Was sich in den Lerninhalten nicht wirklich ausdrücken lässt, was aber vielleicht in den Fotos zu erkennen ist, ist die diese besondere Stimmung, das, was Modern Arnis im DAV so außergewöhnlich macht. Die Pluralität, die gewünschte Offenheit und ständige Weiterentwicklung des Systems, die extra betonte Öffnung für Erweiterungen, Verbesserungen, unterschiedliche Schwerpunktsetzungen, das Fehlen von Konkurrenz und die Betonung des Miteinander: Modern Arnis fühlt sich familiär an, weil es familiär ist.
Menschen wie du und ich, in jeder Altergruppe, mit den unterschiedlichsten körperlichen Möglichkeiten, trainieren in einer zutiefst respektvollen, wertschätzenden Umgebung.
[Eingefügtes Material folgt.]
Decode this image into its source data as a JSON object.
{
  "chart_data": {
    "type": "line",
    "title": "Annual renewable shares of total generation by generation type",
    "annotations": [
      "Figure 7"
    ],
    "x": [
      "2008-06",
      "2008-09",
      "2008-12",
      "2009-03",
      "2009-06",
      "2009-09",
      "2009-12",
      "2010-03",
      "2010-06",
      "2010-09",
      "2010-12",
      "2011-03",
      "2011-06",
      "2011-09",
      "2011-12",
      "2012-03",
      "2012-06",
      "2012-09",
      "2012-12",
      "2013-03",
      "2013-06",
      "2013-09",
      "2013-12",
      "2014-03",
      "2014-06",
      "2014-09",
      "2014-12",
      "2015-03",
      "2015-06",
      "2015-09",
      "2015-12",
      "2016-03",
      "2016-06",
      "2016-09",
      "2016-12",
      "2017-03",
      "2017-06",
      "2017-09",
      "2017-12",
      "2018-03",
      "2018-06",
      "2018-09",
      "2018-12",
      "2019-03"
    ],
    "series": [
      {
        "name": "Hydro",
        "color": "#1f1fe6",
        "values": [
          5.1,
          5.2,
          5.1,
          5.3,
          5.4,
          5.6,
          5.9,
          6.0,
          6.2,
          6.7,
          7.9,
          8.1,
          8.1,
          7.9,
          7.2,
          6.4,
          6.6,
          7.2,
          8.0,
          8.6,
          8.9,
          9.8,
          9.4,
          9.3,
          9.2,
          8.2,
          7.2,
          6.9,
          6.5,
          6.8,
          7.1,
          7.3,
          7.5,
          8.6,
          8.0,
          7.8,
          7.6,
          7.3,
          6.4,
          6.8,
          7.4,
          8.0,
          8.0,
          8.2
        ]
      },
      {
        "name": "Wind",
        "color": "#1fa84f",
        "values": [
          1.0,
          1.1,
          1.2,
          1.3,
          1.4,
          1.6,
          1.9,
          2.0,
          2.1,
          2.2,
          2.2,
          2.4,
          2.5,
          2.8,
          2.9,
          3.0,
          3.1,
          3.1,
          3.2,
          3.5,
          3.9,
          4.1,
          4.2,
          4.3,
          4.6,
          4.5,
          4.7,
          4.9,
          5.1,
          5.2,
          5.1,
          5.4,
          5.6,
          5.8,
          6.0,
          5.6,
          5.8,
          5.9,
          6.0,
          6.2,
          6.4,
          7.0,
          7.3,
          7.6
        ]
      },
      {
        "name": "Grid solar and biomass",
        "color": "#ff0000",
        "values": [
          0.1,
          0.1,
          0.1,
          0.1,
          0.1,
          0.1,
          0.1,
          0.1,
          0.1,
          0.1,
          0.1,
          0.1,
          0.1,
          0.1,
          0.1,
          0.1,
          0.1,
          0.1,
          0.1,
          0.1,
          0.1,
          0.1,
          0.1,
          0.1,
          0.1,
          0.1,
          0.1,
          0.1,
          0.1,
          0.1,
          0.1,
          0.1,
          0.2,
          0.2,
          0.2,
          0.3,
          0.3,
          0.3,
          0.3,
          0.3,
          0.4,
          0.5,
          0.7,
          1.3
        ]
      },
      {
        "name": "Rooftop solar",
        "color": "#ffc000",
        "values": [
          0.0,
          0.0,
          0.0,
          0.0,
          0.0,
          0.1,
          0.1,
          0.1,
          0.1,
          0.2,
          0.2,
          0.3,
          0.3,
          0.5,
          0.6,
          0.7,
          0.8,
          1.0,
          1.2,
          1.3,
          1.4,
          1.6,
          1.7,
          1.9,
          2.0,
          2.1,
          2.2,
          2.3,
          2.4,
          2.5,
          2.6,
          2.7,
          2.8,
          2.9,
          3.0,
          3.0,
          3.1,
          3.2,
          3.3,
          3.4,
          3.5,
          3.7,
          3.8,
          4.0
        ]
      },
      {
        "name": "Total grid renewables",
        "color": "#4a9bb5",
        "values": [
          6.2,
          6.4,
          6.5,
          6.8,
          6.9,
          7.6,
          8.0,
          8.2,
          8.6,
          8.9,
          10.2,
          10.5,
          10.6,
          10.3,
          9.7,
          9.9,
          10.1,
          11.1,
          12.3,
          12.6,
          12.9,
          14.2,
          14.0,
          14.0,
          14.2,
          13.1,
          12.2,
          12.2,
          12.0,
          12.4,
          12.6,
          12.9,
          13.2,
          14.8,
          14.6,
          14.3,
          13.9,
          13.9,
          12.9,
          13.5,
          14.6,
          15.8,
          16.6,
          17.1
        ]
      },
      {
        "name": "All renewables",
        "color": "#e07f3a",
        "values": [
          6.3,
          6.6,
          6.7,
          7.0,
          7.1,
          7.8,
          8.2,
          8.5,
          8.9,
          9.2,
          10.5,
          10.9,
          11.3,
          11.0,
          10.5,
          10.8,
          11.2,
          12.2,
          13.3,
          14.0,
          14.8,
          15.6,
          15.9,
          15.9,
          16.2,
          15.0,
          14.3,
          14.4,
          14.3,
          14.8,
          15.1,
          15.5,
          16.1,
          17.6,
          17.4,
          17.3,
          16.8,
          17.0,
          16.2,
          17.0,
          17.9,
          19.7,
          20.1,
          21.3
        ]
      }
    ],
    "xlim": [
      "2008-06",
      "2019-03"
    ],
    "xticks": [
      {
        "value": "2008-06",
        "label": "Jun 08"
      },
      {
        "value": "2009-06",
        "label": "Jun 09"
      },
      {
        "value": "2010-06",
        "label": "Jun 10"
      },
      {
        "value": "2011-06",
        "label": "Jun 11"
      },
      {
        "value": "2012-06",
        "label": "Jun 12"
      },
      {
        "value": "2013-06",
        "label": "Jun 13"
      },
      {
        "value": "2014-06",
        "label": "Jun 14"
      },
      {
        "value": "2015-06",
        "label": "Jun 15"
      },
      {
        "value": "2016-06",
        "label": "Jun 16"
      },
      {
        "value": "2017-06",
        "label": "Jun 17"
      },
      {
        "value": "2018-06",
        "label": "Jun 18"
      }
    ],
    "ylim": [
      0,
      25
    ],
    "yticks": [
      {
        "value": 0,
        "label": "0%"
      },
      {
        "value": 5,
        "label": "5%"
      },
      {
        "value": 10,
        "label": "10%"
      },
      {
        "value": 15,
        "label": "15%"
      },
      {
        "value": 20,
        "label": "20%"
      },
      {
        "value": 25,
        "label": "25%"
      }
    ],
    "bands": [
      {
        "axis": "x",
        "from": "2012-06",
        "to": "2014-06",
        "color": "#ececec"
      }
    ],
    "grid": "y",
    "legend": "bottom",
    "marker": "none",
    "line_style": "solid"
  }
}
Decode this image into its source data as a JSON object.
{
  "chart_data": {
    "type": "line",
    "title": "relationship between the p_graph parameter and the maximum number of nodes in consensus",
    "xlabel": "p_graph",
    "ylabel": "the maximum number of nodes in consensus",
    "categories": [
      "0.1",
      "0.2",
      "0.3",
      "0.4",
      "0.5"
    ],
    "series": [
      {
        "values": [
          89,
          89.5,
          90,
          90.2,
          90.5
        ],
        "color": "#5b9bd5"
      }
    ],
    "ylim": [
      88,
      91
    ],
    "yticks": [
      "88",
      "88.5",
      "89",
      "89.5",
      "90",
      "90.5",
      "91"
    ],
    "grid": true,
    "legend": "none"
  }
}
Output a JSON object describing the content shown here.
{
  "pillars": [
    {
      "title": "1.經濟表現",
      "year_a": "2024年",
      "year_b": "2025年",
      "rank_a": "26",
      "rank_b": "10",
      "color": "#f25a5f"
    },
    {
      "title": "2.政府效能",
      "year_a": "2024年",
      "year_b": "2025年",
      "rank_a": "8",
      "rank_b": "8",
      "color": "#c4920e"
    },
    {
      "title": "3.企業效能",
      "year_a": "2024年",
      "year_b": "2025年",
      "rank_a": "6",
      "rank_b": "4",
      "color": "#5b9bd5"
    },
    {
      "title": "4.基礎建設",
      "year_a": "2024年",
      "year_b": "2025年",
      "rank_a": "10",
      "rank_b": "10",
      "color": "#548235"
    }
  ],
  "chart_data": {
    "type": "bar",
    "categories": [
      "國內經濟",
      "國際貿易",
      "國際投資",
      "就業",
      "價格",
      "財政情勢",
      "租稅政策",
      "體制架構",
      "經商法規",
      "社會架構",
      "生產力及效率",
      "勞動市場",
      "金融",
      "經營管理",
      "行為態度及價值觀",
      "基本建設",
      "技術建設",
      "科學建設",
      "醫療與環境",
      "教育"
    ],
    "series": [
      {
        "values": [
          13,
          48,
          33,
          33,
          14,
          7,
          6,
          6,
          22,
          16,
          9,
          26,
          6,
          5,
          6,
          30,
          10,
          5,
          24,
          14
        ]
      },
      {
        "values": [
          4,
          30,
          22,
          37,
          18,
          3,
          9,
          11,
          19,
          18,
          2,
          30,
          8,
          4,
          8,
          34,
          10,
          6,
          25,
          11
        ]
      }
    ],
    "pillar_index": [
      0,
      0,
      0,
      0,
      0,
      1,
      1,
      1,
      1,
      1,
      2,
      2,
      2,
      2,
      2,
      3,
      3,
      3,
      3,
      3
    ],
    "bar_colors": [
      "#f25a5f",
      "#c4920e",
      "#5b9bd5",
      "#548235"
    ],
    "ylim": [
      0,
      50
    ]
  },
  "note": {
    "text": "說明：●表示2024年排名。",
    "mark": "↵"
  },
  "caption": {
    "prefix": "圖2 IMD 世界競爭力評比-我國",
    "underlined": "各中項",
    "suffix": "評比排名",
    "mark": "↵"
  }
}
Diese emotionale Exzellenz ist ganz besonders der Riege der Meister zu verdanken, die im nahbaren, hierarchielosen Miteinander zeigen, dass nicht der krasseste Schläger der beste Lehrer ist, sondern der, der etwas Wertvolles vermitteln kann. Etwas, das das Leben der Trainierenden bereichert. Genau aus diesem Gefühl entsteht das große Wir, das Modern Arnis heute ist - und das bei Veranstaltungen wie dem 7. Süddeutschen Modern Arnis Festival spürbar wird.